LLM01:2025 Prompt Injection - OWASP Gen AI Security Project
Prevention and Mitigation Strategies
Prompt injection vulnerabilities are possible due to the nature of generative AI. Given the stochastic influence at the heart of the way models work, it is unclear if there are fool-proof methods of prevention for prompt injection. However, the following measures can mitigate the impact of prompt injections:
- Constrain model behavior
Provide specific instructions about the model’s role, capabilities, and limitations within the system prompt. Enforce strict context adherence, limit responses to specific tasks or topics, and instruct the model to ignore attempts to modify core instructions. 2. Define and validate expected output formats
Specify clear output formats, request detailed reasoning and source citations, and use deterministic code to validate adherence to these formats. 3. Implement input and output filtering
Define sensitive categories and construct rules for identifying and handling such content.
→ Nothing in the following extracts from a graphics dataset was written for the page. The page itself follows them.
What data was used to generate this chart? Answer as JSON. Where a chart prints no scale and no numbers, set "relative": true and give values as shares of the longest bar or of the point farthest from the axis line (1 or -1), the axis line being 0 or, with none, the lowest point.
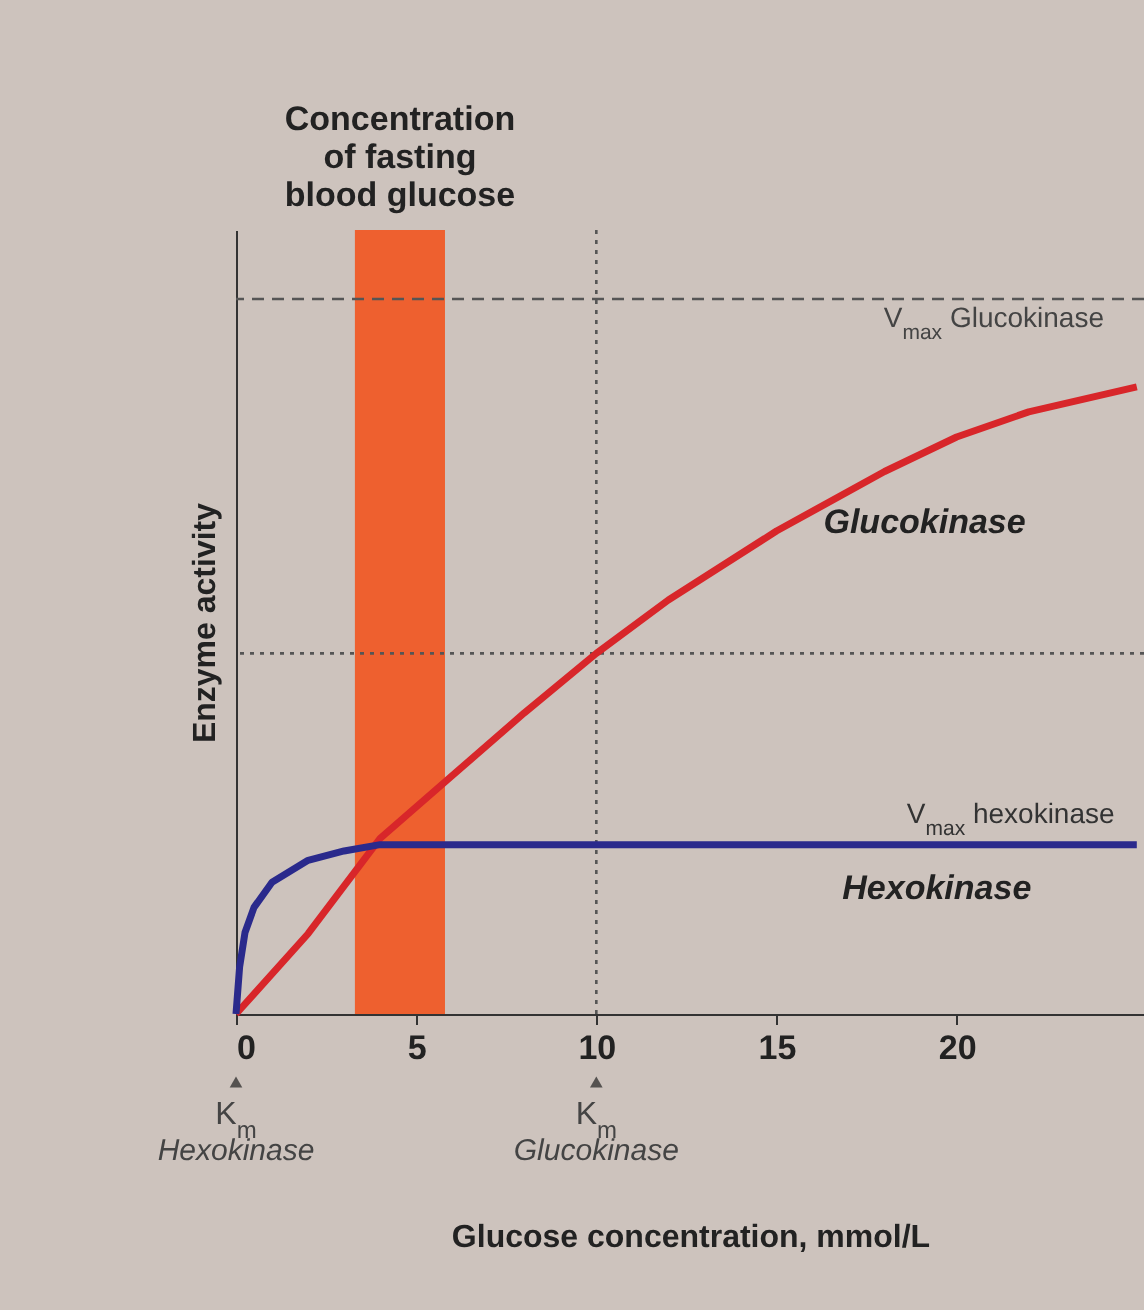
{
  "chart_data": {
    "type": "line",
    "relative": true,
    "xlabel": "Glucose concentration, mmol/L",
    "ylabel": "Enzyme activity",
    "xlim": [
      0,
      25.2
    ],
    "xticks": [
      0,
      5,
      10,
      15,
      20
    ],
    "grid": false,
    "legend": false,
    "line_style": "solid",
    "marker": "none",
    "series": [
      {
        "name": "Glucokinase",
        "color": "#d8262a",
        "x": [
          0,
          2,
          4,
          6,
          8,
          10,
          12,
          15,
          18,
          20,
          22,
          25
        ],
        "values": [
          0,
          0.128,
          0.28,
          0.38,
          0.48,
          0.575,
          0.66,
          0.77,
          0.865,
          0.92,
          0.96,
          1
        ]
      },
      {
        "name": "Hexokinase",
        "color": "#2a2a8c",
        "x": [
          0,
          0.1,
          0.25,
          0.5,
          1,
          2,
          3,
          4,
          25
        ],
        "values": [
          0,
          0.075,
          0.13,
          0.17,
          0.21,
          0.245,
          0.26,
          0.27,
          0.27
        ]
      }
    ],
    "ref_lines": [
      {
        "axis": "y",
        "value": 1.14,
        "label": "V$_{max}$ Glucokinase",
        "line_style": "dashed",
        "color": "#555555"
      },
      {
        "axis": "y",
        "value": 0.575,
        "label": null,
        "line_style": "dotted",
        "color": "#555555"
      },
      {
        "axis": "x",
        "value": 10,
        "label": null,
        "line_style": "dotted",
        "color": "#555555"
      }
    ],
    "bands": [
      {
        "axis": "x",
        "from": 3.3,
        "to": 5.8,
        "label": "Concentration\nof fasting\nblood glucose",
        "color": "#f2551f"
      }
    ],
    "annotations": [
      {
        "text": "V$_{max}$ hexokinase",
        "x": 21.5,
        "y": 0.27
      },
      {
        "text": "K$_{m}$ Hexokinase",
        "x": 0,
        "y": 0
      },
      {
        "text": "K$_{m}$ Glucokinase",
        "x": 10,
        "y": 0
      }
    ]
  }
}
Apply semantic filters and use string-checking to scan for non-allowed content. Evaluate responses using the RAG Triad: Assess context relevance, groundedness, and question/answer relevance to identify potentially malicious outputs. 4. Enforce privilege control and least privilege access
Provide the application with its own API tokens for extensible functionality, and handle these functions in code rather than providing them to the model. Restrict the model’s access privileges to the minimum necessary for its intended operations. 5. Require human approval for high-risk actions
Implement human-in-the-loop controls for privileged operations to prevent unauthorized actions. 6. Segregate and identify external content
Separate and clearly denote untrusted content to limit its influence on user prompts. 7. Conduct adversarial testing and attack simulations\
Perform regular penetration testing and breach simulations, treating the model as an untrusted user to test the effectiveness of trust boundaries and access controls.